Marvel’s summer blockbuster also breaks the mould from the rest of their franchise as it requires more from its special effects department, as not only do entire planets need to be created but also entire spaceship chase scenes and two of the main characters; Rocket the Racoon and Groot, the tree-like being. All of this makes Guardians of the Galaxy an action-packed, unique movie with a number of imaginative, spectacular and colourful views. Although some jokes are specifically suited for an adult audience they are not explicit so will give parents and teenagers something to laugh at while children remain oblivious allowing Gunn’s film to be enjoyed by people of every age.

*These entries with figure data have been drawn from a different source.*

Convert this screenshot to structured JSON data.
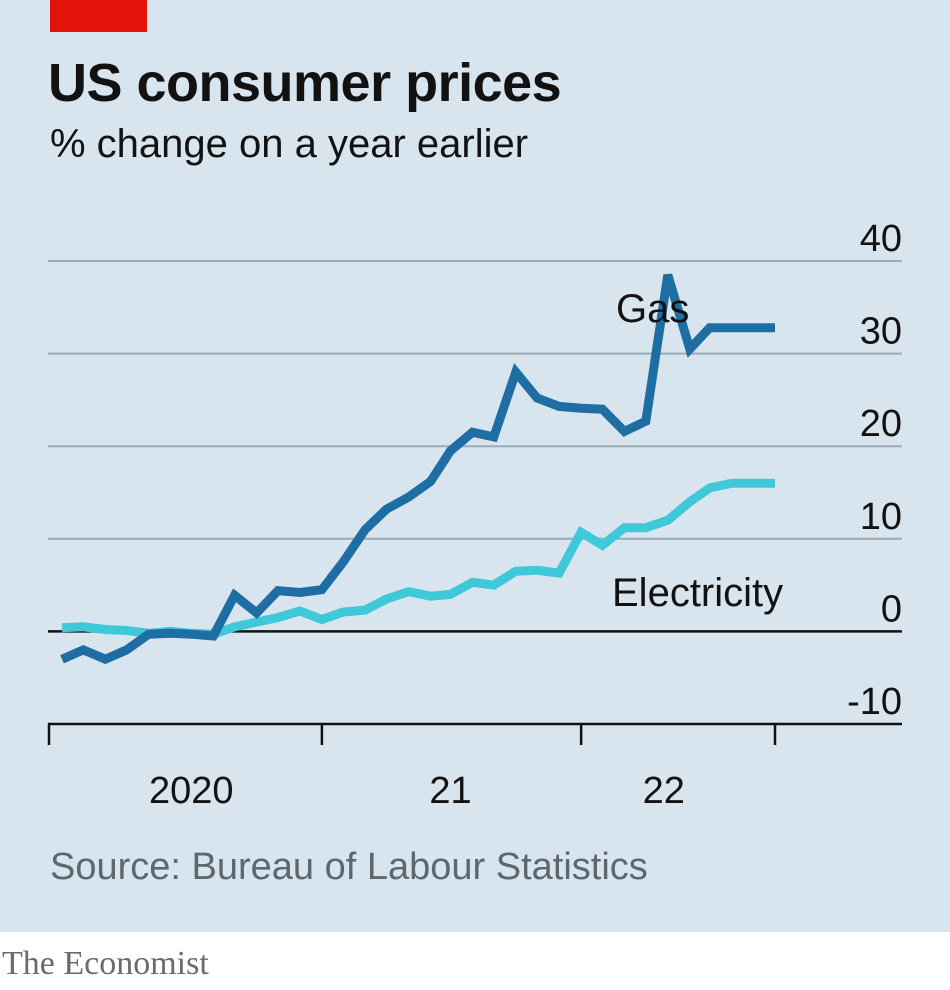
{
  "header": {
    "title": "US consumer prices",
    "subtitle": "% change on a year earlier"
  },
  "footer": {
    "source": "Source: Bureau of Labour Statistics",
    "brand": "The Economist"
  },
  "colors": {
    "background": "#d8e5ee",
    "red_tag": "#e3120b",
    "gas": "#1f6ea3",
    "electricity": "#3ec8d8",
    "grid": "#9aabb8",
    "zero_line": "#121212"
  },
  "chart_data": {
    "type": "line",
    "ylim": [
      -10,
      40
    ],
    "yticks": [
      40,
      30,
      20,
      10,
      0,
      -10
    ],
    "ytick_labels": [
      "40",
      "30",
      "20",
      "10",
      "0",
      "-10"
    ],
    "y_axis_side": "right",
    "x_tick_labels": [
      "2020",
      "21",
      "22"
    ],
    "grid": true,
    "x": [
      "2019-09",
      "2019-10",
      "2019-11",
      "2019-12",
      "2020-01",
      "2020-02",
      "2020-03",
      "2020-04",
      "2020-05",
      "2020-06",
      "2020-07",
      "2020-08",
      "2020-09",
      "2020-10",
      "2020-11",
      "2020-12",
      "2021-01",
      "2021-02",
      "2021-03",
      "2021-04",
      "2021-05",
      "2021-06",
      "2021-07",
      "2021-08",
      "2021-09",
      "2021-10",
      "2021-11",
      "2021-12",
      "2022-01",
      "2022-02",
      "2022-03",
      "2022-04",
      "2022-05",
      "2022-06",
      "2022-07",
      "2022-08"
    ],
    "series": [
      {
        "name": "Gas",
        "values": [
          -3.0,
          -2.0,
          -3.0,
          -2.0,
          -0.3,
          -0.2,
          -0.3,
          -0.5,
          3.9,
          2.0,
          4.4,
          4.2,
          4.5,
          7.5,
          11.0,
          13.2,
          14.5,
          16.2,
          19.5,
          21.5,
          21.0,
          28.0,
          25.2,
          24.3,
          24.1,
          24.0,
          21.6,
          22.7,
          38.5,
          30.5,
          32.8,
          32.8,
          32.8,
          32.8,
          32.8,
          32.8
        ],
        "label": "Gas"
      },
      {
        "name": "Electricity",
        "values": [
          0.4,
          0.5,
          0.2,
          0.1,
          -0.2,
          0.0,
          -0.2,
          -0.3,
          0.5,
          1.0,
          1.5,
          2.2,
          1.3,
          2.1,
          2.3,
          3.5,
          4.3,
          3.8,
          4.0,
          5.3,
          5.0,
          6.5,
          6.6,
          6.3,
          10.7,
          9.3,
          11.2,
          11.2,
          12.0,
          14.0,
          15.5,
          16.0,
          16.0,
          16.0,
          16.0,
          16.0
        ],
        "label": "Electricity"
      }
    ]
  }
}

The cast also makes this film a must-see movie with stars such as Glen Close and Karen Gillan both taking rather important roles in the movie. However, what makes the cast choice excellent is that each protagonist appears to have had the correct actor to play them. Chris Pratt’s personality fits well with Starlord’s talkative and cheeky nature whereas Bautista’s wrestling career suits perfectly for his part as the brutish Drax the Destroyer. Perhaps most talked about though is Bradley Cooper who voices Rocket the Racoon. Although only voiced, Cooper seems apt for the role; Rocket is portrayed as a frequently angry racoon with a sense of humour which matches well with Cooper’s charming yet wily trademark. Although not the best film for people to ogle over their celebrity crushes; with very few scenes of bare chested men (other than Bautista) but perhaps some (although not too overtly) sexual allure towards Saldana’s character Gamora through her skin tight clothing, the audience will be able to enjoy the film for what it is; an adventure about conflicting personalities that just so happens to take place on a number of other planets.

Through some great character development, humour, awkward dancing and a classic 80’s soundtrack; Gunn’s film Guardians of the Galaxy seems to have it all. The only question unanswered now is how will the Guardians of the Galaxy integrate into other Marvel films?